Alhasil, ritual sesaji yang dilakukan itu hampir membawa bencana.
Apalagi ritual dilakukan di bulan Ruwah yang menurut
perhitungan Jawa kurang baik untuk larung sesaji. Untuk mencegah kemungkinan
buruk dari marahnya Gunung Kelud, masyarakat setempat pun menggelar selamatan
lagi.
Terbukti, tahun 2007 Gunung Kelud meletus dengan
letusan terakhir bersifat efusif (mengalirkan material), berbeda dari latusan
sebelumnya yang bersifat eksplosit (menyemburkan material).
Pada letusan tahun 2007 itu, danau kawah Gunung
Kelud yang berwarna hijau berubah menjadi kubah lava yang mengalirkan material
berwarna hitam dari dalam perut gunung.
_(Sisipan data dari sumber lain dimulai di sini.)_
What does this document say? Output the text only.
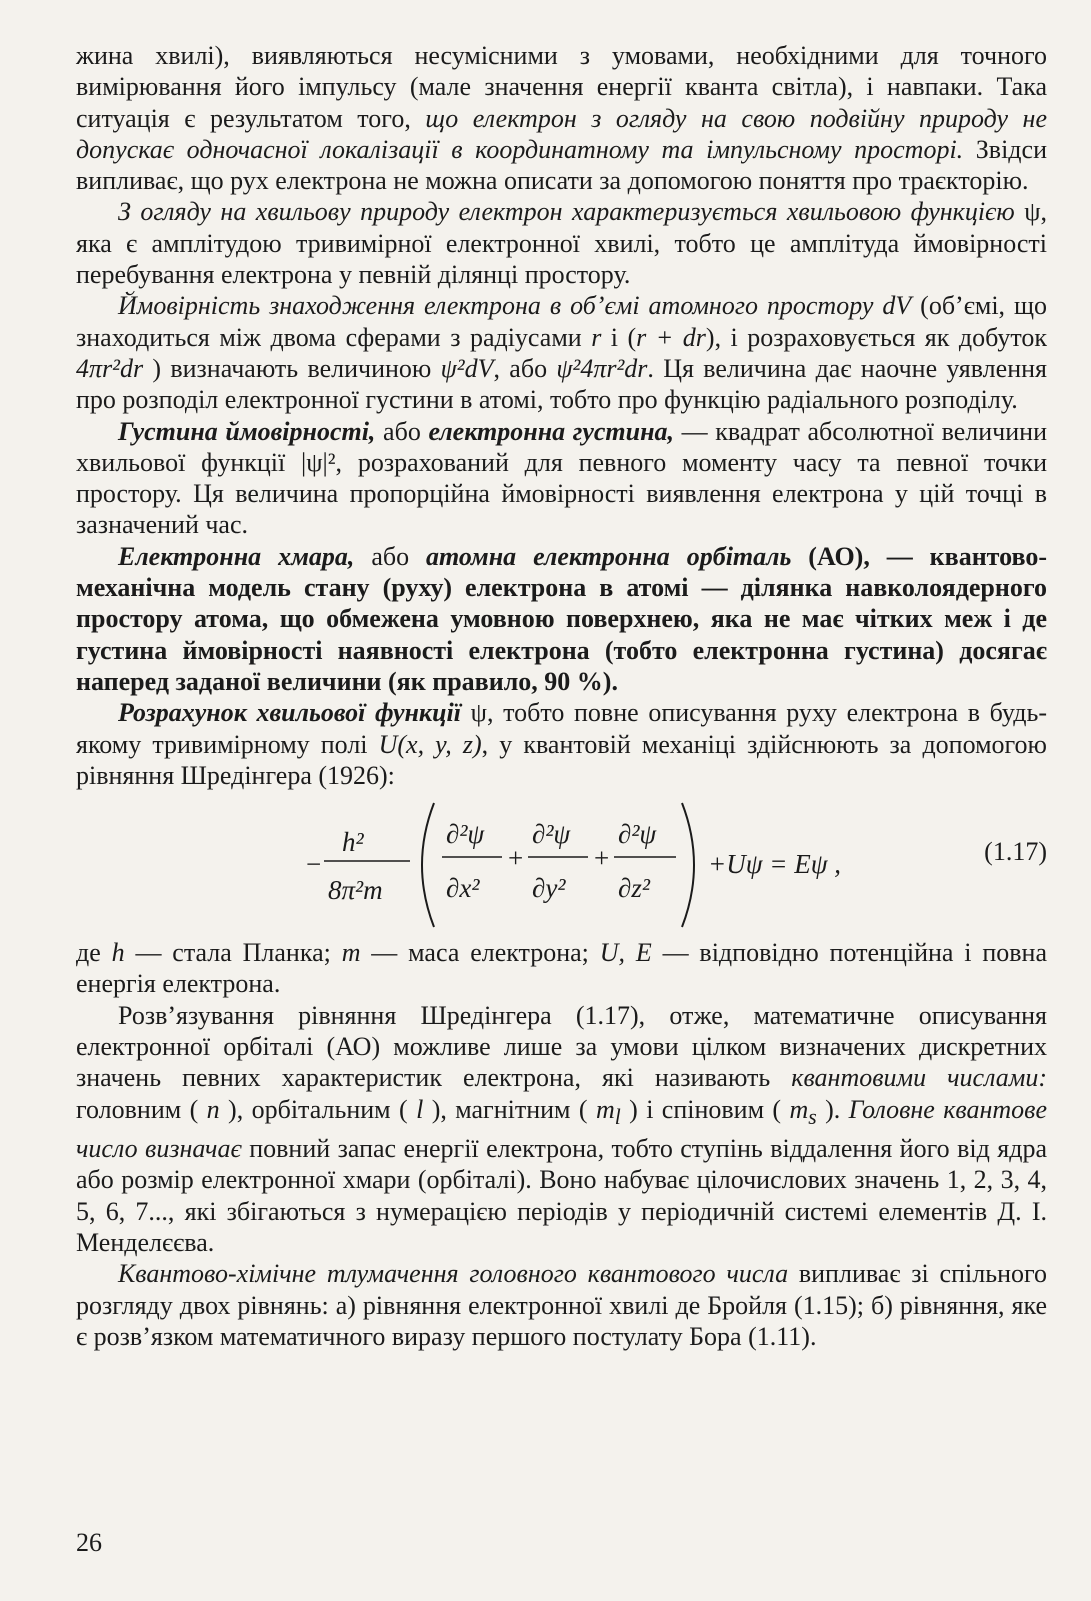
жина хвилі), виявляються несумісними з умовами, необхідними для точного вимірювання його імпульсу (мале значення енергії кванта світла), і навпаки. Така ситуація є результатом того, що електрон з огляду на свою подвійну природу не допускає одночасної локалізації в координатному та імпульсному просторі. Звідси випливає, що рух електрона не можна описати за допомогою поняття про траєкторію.

З огляду на хвильову природу електрон характеризується хвильовою функцією ψ, яка є амплітудою тривимірної електронної хвилі, тобто це амплітуда ймовірності перебування електрона у певній ділянці простору.

Ймовірність знаходження електрона в об’ємі атомного простору dV (об’ємі, що знаходиться між двома сферами з радіусами r і (r + dr), і розраховується як добуток 4πr²dr ) визначають величиною ψ²dV, або ψ²4πr²dr. Ця величина дає наочне уявлення про розподіл електронної густини в атомі, тобто про функцію радіального розподілу.

Густина ймовірності, або електронна густина, — квадрат абсолютної величини хвильової функції |ψ|², розрахований для певного моменту часу та певної точки простору. Ця величина пропорційна ймовірності виявлення електрона у цій точці в зазначений час.

Електронна хмара, або атомна електронна орбіталь (АО), — квантово-механічна модель стану (руху) електрона в атомі — ділянка навколоядерного простору атома, що обмежена умовною поверхнею, яка не має чітких меж і де густина ймовірності наявності електрона (тобто електронна густина) досягає наперед заданої величини (як правило, 90 %).

Розрахунок хвильової функції ψ, тобто повне описування руху електрона в будь-якому тривимірному полі U(x, y, z), у квантовій механіці здійснюють за допомогою рівняння Шредінгера (1926):

−
h²
8π²m
∂²ψ
∂x²
+
∂²ψ
∂y²
+
∂²ψ
∂z²
+Uψ = Eψ ,	(1.17)

де h — стала Планка; m — маса електрона; U, E — відповідно потенційна і повна енергія електрона.

Розв’язування рівняння Шредінгера (1.17), отже, математичне описування електронної орбіталі (АО) можливе лише за умови цілком визначених дискретних значень певних характеристик електрона, які називають квантовими числами: головним ( n ), орбітальним ( l ), магнітним ( $m_l$ ) і спіновим ( $m_s$ ). Головне квантове число визначає повний запас енергії електрона, тобто ступінь віддалення його від ядра або розмір електронної хмари (орбіталі). Воно набуває цілочислових значень 1, 2, 3, 4, 5, 6, 7..., які збігаються з нумерацією періодів у періодичній системі елементів Д. І. Менделєєва.

Квантово-хімічне тлумачення головного квантового числа випливає зі спільного розгляду двох рівнянь: а) рівняння електронної хвилі де Бройля (1.15); б) рівняння, яке є розв’язком математичного виразу першого постулату Бора (1.11).

26
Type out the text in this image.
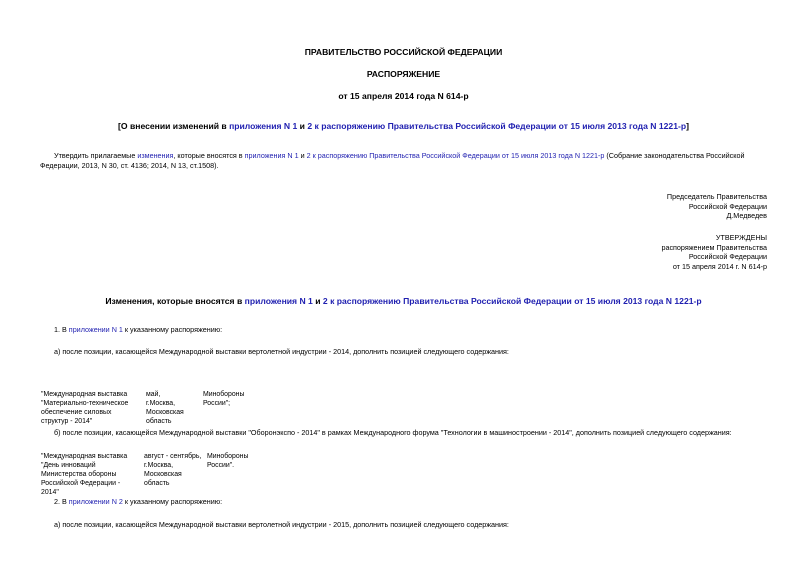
ПРАВИТЕЛЬСТВО РОССИЙСКОЙ ФЕДЕРАЦИИ
РАСПОРЯЖЕНИЕ
от 15 апреля 2014 года N 614-р
[О внесении изменений в приложения N 1 и 2 к распоряжению Правительства Российской Федерации от 15 июля 2013 года N 1221-р]
Утвердить прилагаемые изменения, которые вносятся в приложения N 1 и 2 к распоряжению Правительства Российской Федерации от 15 июля 2013 года N 1221-р (Собрание законодательства Российской Федерации, 2013, N 30, ст. 4136; 2014, N 13, ст.1508).
Председатель Правительства
Российской Федерации
Д.Медведев
УТВЕРЖДЕНЫ
распоряжением Правительства
Российской Федерации
от 15 апреля 2014 г. N 614-р
Изменения, которые вносятся в приложения N 1 и 2 к распоряжению Правительства Российской Федерации от 15 июля 2013 года N 1221-р
1. В приложении N 1 к указанному распоряжению:
а) после позиции, касающейся Международной выставки вертолетной индустрии - 2014, дополнить позицией следующего содержания:
"Международная выставка
"Материально-техническое
обеспечение силовых
структур - 2014"
май,
г.Москва,
Московская
область
Минобороны
России";
б) после позиции, касающейся Международной выставки "Оборонэкспо - 2014" в рамках Международного форума "Технологии в машиностроении - 2014", дополнить позицией следующего содержания:
"Международная выставка
"День инноваций
Министерства обороны
Российской Федерации -
2014"
август - сентябрь,
г.Москва,
Московская
область
Минобороны
России".
2. В приложении N 2 к указанному распоряжению:
а) после позиции, касающейся Международной выставки вертолетной индустрии - 2015, дополнить позицией следующего содержания:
Ketinggian kubah ketika itu mencapai
250 meter dengan lebar sekitar 400 meter.
Satu hal lagi, Gunung Kelud ternyata juga mempunyai
“kebiasaan” unik. Entah kebetulan atau tidak, namun Gunung Kelud selalu meletus
pada hari pasaran Wage, yaitu hari keempat dalam kalender Jawa. Lihatlah,
letusan kali ini terjadi pada Kamis (13/2) yang menurut penghitungan masyarakat
Jawa sudah masuk Jumat Wage.
Keunikan lagi, Kelud biasa meletus pada malam hari.
Selain itu, sebelum meletus gunung ini selalu memberi tanda dengan suara
gemuruh, seolah mengingatkan warga sekitar gunung untuk menyelamatkan diri.
Warga setempat juga sudah hapal jika Gunung Kelud akan meletus biasanya ada dua
sorot sinar terang masuk ke kawah. Selain itu akan terlihat pula banyak burung
gagak berterbangan di pedesaan.
Lebih unik lagi, angka tahun meletusnya Gunung Kelud
ini juga menarik karena selalu mengiringi peristiwa besar yang akan, sedang,
dan telah terjadi di Tanah Jawa (Indonesia). Letusan besar pada tahun 1951
misalnya, menandai peristiwa pemberontakan Madiun.
Lalu erupsi tahun 1966 seperti menandai terjadinya
G30S/ PKI. Nama Gunung Kelud
berasal dari Jarwodhosok, yakni dari kata “ke” (kebak) dan “lud” (ludira).
Artinya, jika gunung ini murka akan bisa merenggut banyak korban. Banyak warga
setempat yang percaya bahwa kawah Gunung Kelud dijaga sepasang buaya putih. (Dari berbagai sumber).